Elon Musk, comme les investisseurs Marc Andreessen et Ben Horowitz ont soutenu financièrement Donald Trump. (Crédits : ANDREW KELLY)

Un vent réactionnaire souffle sur la Silicon Valley, pourtant largement encore progressiste dans les urnes. Ce changement de cap politique est parfaitement incarné par Elon Musk, qui finance la campagne de Trump à hauteur de 45 millions de dollars. Son glissement réactionnaire est visible aux yeux de tous via la plateforme X. Mais d'autres figures, moins connues en France, ont fait également le choix de soutenir l'ancien président. C'est le cas des investisseurs Ben Horrowitz et Marc Andreessen, fondateurs de l'un des fonds les plus influents au monde et soutiens des Démocrates depuis de nombreuses années. Olivier Alexandre, sociologue, chercheur au CNRS, revient sur les raisons de cette bascule vers la droite. L'auteur de La Tech. Quand la Silicon Valley refait le monde (Seuil, 2023) nuance toutefois ce virage, estimant qu'il ne concerne qu'une poignée -certes très influente- de personnalités.

LA TRIBUNE - Ces derniers mois, plusieurs figures de la tech ont annoncé leur soutien à Donald Trump. Ce changement de cap politique est-il représentatif de l'ensemble de la Silicon Valley ?

OLIVIER ALEXANDRE - La Silicon Valley compte 2,7 millions d'habitants, 1,6 million de travailleurs, 40.000 entrepreneurs et entrepreneuses, et 70 milliardaires. Les soutiens déclarés à Trump que sont Elon Musk, Peter Thiel, David Sacks, Marc Andreessen et Ben Horowitz - certes très influents - ne représentent pas l'ensemble de cette industrie. La Silicon Valley vote encore majoritairement démocrate. Au conseil municipal de San Francisco, l'opposition se joue entre progressistes modérés et radicaux. Berkeley est considérée comme une ville socialiste à l'échelle des États-Unis.

Par ailleurs, 50 % des travailleurs de l'industrie de la tech est né dans un autre pays, avec une assise politique assez éloignée des Républicains. En grande majorité, ils défendent le savoir, la connaissance, l'ouverture aux autres. Ils s'inquiètent de la post-vérité, du climato scepticisme, de la remise en cause du droit des femmes et des minorités politiques. Trump reste sur ces différentes questions un repoussoir parfois même chez ses soutiens. La prise de position d'Andreessen et Horowitz en faveur de Donald Trump a par exemple suscité de très nombreuses discussions au sein de leur propre société d'investissement et dans les entreprises de leur porte-folio.

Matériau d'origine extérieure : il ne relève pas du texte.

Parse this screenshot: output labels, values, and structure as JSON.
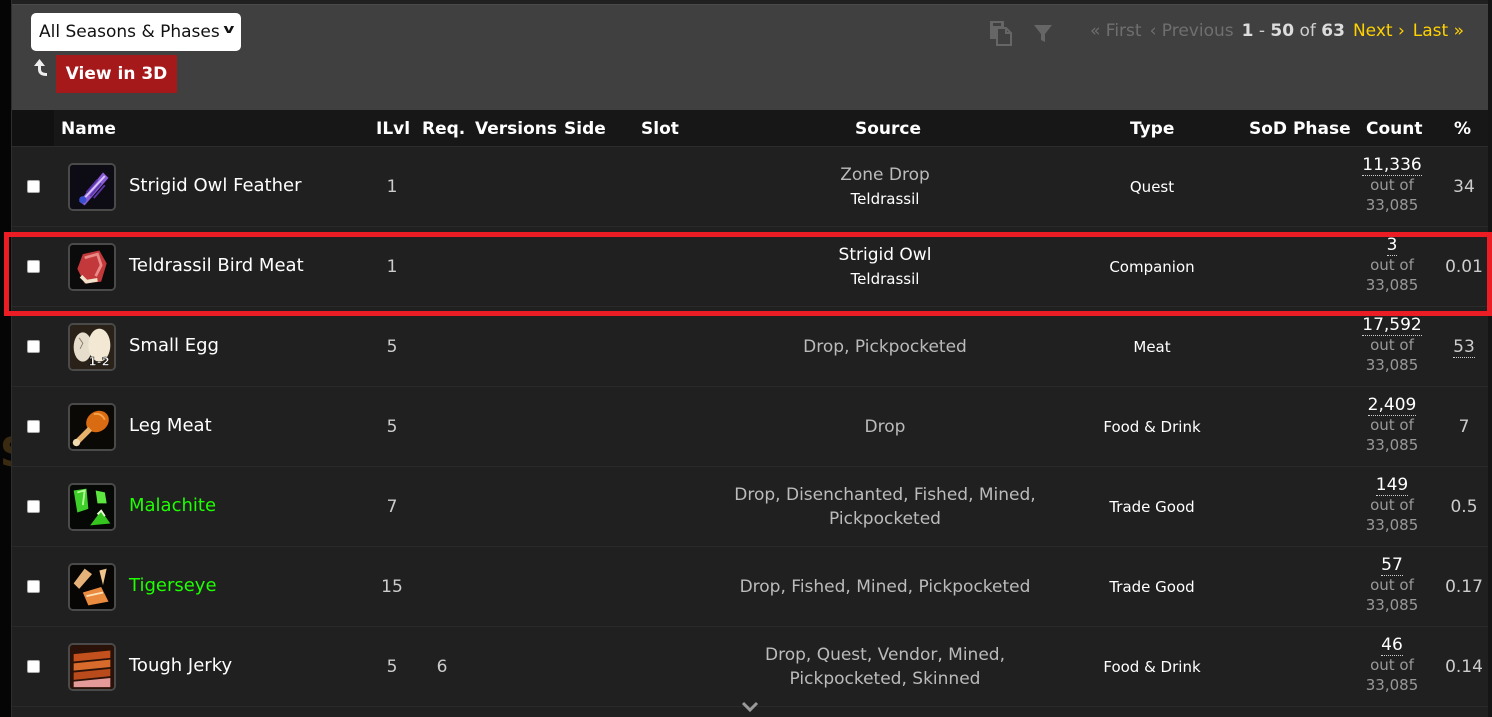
{
  "toolbar": {
    "season_select": {
      "value": "All Seasons & Phases"
    },
    "view_3d_label": "View in 3D",
    "icons": [
      "copy-icon",
      "filter-icon",
      "back-arrow-icon"
    ],
    "pager": {
      "first": "« First",
      "previous": "‹ Previous",
      "range_start": "1",
      "range_end": "50",
      "of": "of",
      "total": "63",
      "next": "Next ›",
      "last": "Last »"
    }
  },
  "table": {
    "columns": {
      "name": "Name",
      "ilvl": "ILvl",
      "req": "Req.",
      "versions": "Versions",
      "side": "Side",
      "slot": "Slot",
      "source": "Source",
      "type": "Type",
      "sod_phase": "SoD Phase",
      "count": "Count",
      "pct": "%"
    },
    "out_of_label": "out of",
    "rows": [
      {
        "name": "Strigid Owl Feather",
        "quality": "common",
        "icon": "feather-icon",
        "ilvl": "1",
        "req": "",
        "source": "Zone Drop",
        "source_zone": "Teldrassil",
        "type": "Quest",
        "count": "11,336",
        "out_of": "33,085",
        "pct": "34"
      },
      {
        "name": "Teldrassil Bird Meat",
        "quality": "common",
        "icon": "raw-meat-icon",
        "ilvl": "1",
        "req": "",
        "source": "Strigid Owl",
        "source_zone": "Teldrassil",
        "type": "Companion",
        "count": "3",
        "out_of": "33,085",
        "pct": "0.01",
        "highlighted": true
      },
      {
        "name": "Small Egg",
        "quality": "common",
        "icon": "egg-icon",
        "icon_stack": "1-2",
        "ilvl": "5",
        "req": "",
        "source": "Drop, Pickpocketed",
        "source_zone": "",
        "type": "Meat",
        "count": "17,592",
        "out_of": "33,085",
        "pct": "53"
      },
      {
        "name": "Leg Meat",
        "quality": "common",
        "icon": "drumstick-icon",
        "ilvl": "5",
        "req": "",
        "source": "Drop",
        "source_zone": "",
        "type": "Food & Drink",
        "count": "2,409",
        "out_of": "33,085",
        "pct": "7"
      },
      {
        "name": "Malachite",
        "quality": "uncommon",
        "icon": "green-gem-icon",
        "ilvl": "7",
        "req": "",
        "source": "Drop, Disenchanted, Fished, Mined, Pickpocketed",
        "source_zone": "",
        "type": "Trade Good",
        "count": "149",
        "out_of": "33,085",
        "pct": "0.5"
      },
      {
        "name": "Tigerseye",
        "quality": "uncommon",
        "icon": "orange-gem-icon",
        "ilvl": "15",
        "req": "",
        "source": "Drop, Fished, Mined, Pickpocketed",
        "source_zone": "",
        "type": "Trade Good",
        "count": "57",
        "out_of": "33,085",
        "pct": "0.17"
      },
      {
        "name": "Tough Jerky",
        "quality": "common",
        "icon": "jerky-icon",
        "ilvl": "5",
        "req": "6",
        "source": "Drop, Quest, Vendor, Mined, Pickpocketed, Skinned",
        "source_zone": "",
        "type": "Food & Drink",
        "count": "46",
        "out_of": "33,085",
        "pct": "0.14"
      }
    ]
  },
  "colors": {
    "highlight_border": "#ec1c24",
    "pager_link": "#ffd100",
    "uncommon_quality": "#1eff00",
    "view_3d_bg": "#a5191a"
  }
}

Pourquoi ce revirement idéologique est difficile à entendre ?

On parle de deux investisseurs qui ont toujours soutenu les candidats démocrates lors des précédentes élections. Marc Andreessen a rencontré Clinton quand il avait 23 ans. Horowitz, a grandi à Berkeley. Son père était proche des Black Panthers et sa mère une gauchiste résolu. Dans les années 1990, ils ont directement travaillé avec Al Gore (ancien vice-président démocrate) pour façonner les « autoroutes de l'information ». Ils font du lobbying depuis vingt ans à Washington pour promouvoir les sujets liés à la tech, Internet, l'industrie du logiciel...

Pourtant, Marc Andreessen porte des idées controversées, qui semblent loin de la gauche. Son manifeste techno-optimiste publié il y a quelques mois, très critiqué par la presse américaine, vante un capitalisme débridé, un progrès technologique sans limite...

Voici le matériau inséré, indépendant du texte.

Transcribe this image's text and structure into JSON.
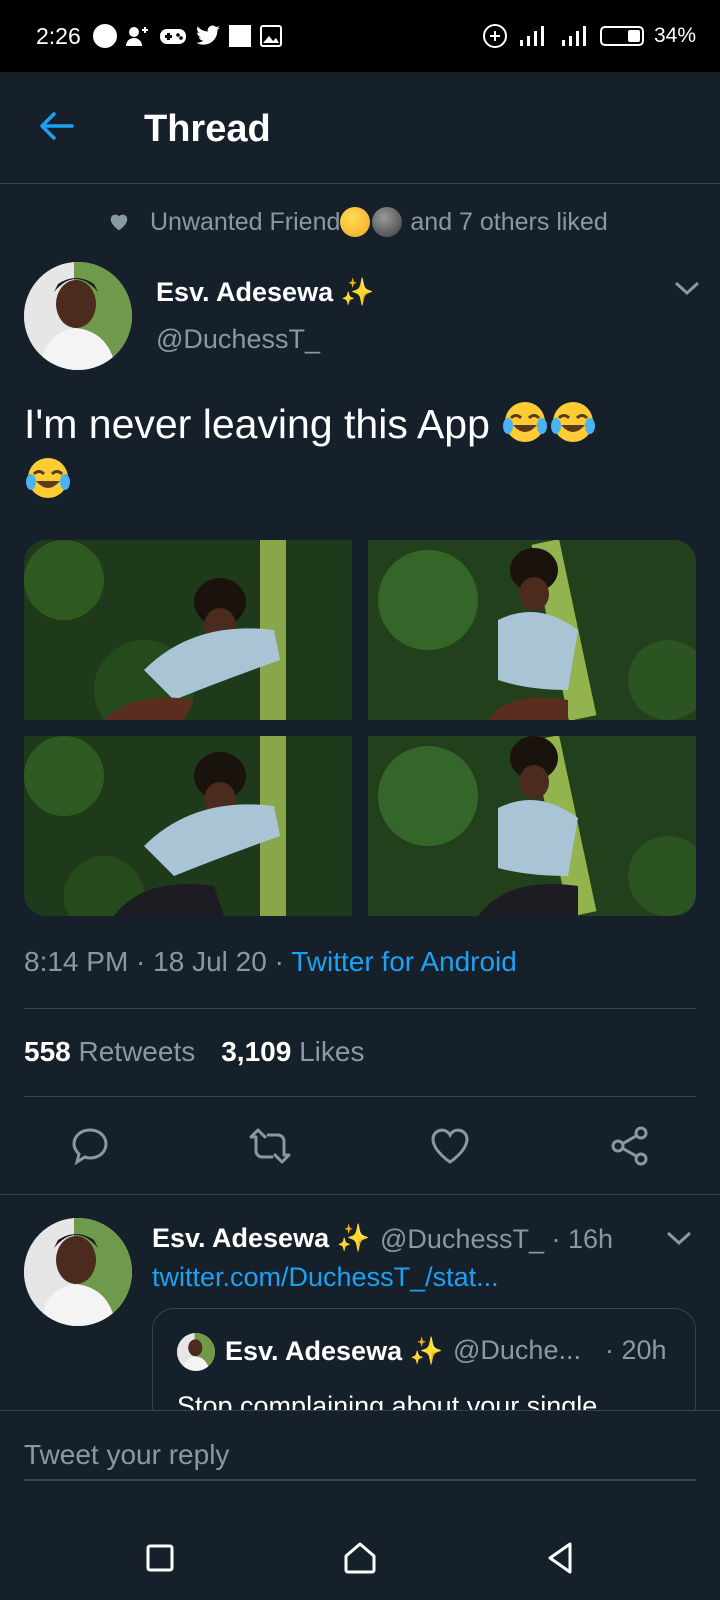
{
  "status_bar": {
    "time": "2:26",
    "battery": "34%",
    "battery_level": 0.34
  },
  "header": {
    "title": "Thread",
    "back_icon": "arrow-left-icon"
  },
  "social_context": {
    "text_before": "Unwanted Friend",
    "text_after": "and 7 others liked"
  },
  "tweet": {
    "author_name": "Esv. Adesewa",
    "author_handle": "@DuchessT_",
    "text": "I'm never leaving this App",
    "timestamp": "8:14 PM · 18 Jul 20 · ",
    "source": "Twitter for Android",
    "retweets_count": "558",
    "retweets_label": "Retweets",
    "likes_count": "3,109",
    "likes_label": "Likes",
    "actions": [
      "reply-icon",
      "retweet-icon",
      "like-icon",
      "share-icon"
    ]
  },
  "reply": {
    "author_name": "Esv. Adesewa",
    "handle_time": "@DuchessT_ · 16h",
    "link": "twitter.com/DuchessT_/stat...",
    "quote": {
      "author_name": "Esv. Adesewa",
      "handle": "@Duche...",
      "time": "· 20h",
      "text": "Stop complaining about your single"
    }
  },
  "compose": {
    "placeholder": "Tweet your reply"
  },
  "colors": {
    "background": "#15202b",
    "accent": "#1da1f2",
    "secondary_text": "#8899a6",
    "divider": "#38444d"
  }
}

Absolument. Mais être progressiste au sens de la Silicon Valley ne veut pas dire être anti-capitaliste, anti-individualiste ou anti-technologie. Cela peut sembler paradoxal vu de France, mais aux États-Unis, créer des technologies, innover, défendre l'innovation, la liberté d'entreprendre, rendre accessible des outils d'information au plus grand nombre, et le faire à l'échelle de la planète, c'est progressiste. Pour la première fois de leur vie, cette mission semble à certaines figures aujourd'hui passer par un soutien du camp Républicain.

Comment expliquer leur soutien à Donald Trump, après des années à voter démocrate et à soutenir financièrement ce parti ?

Plusieurs éléments l'expliquent. Depuis cinq ans, la Silicon Valley a successivement été confrontée au Covid, à des licenciements massifs, et à la remontée des taux, près de dix fois en 2022-2023. L'argent est devenu payant, c'est inédit pour toute une génération d'investisseurs. Puis, en mars 2023, c'est la faillite de la Silicon Valley Bank. Le tout alors même que le centre de gravité de la tech se déplace vers les solutions d'intelligence artificielle, qui réclament des investissements conséquents.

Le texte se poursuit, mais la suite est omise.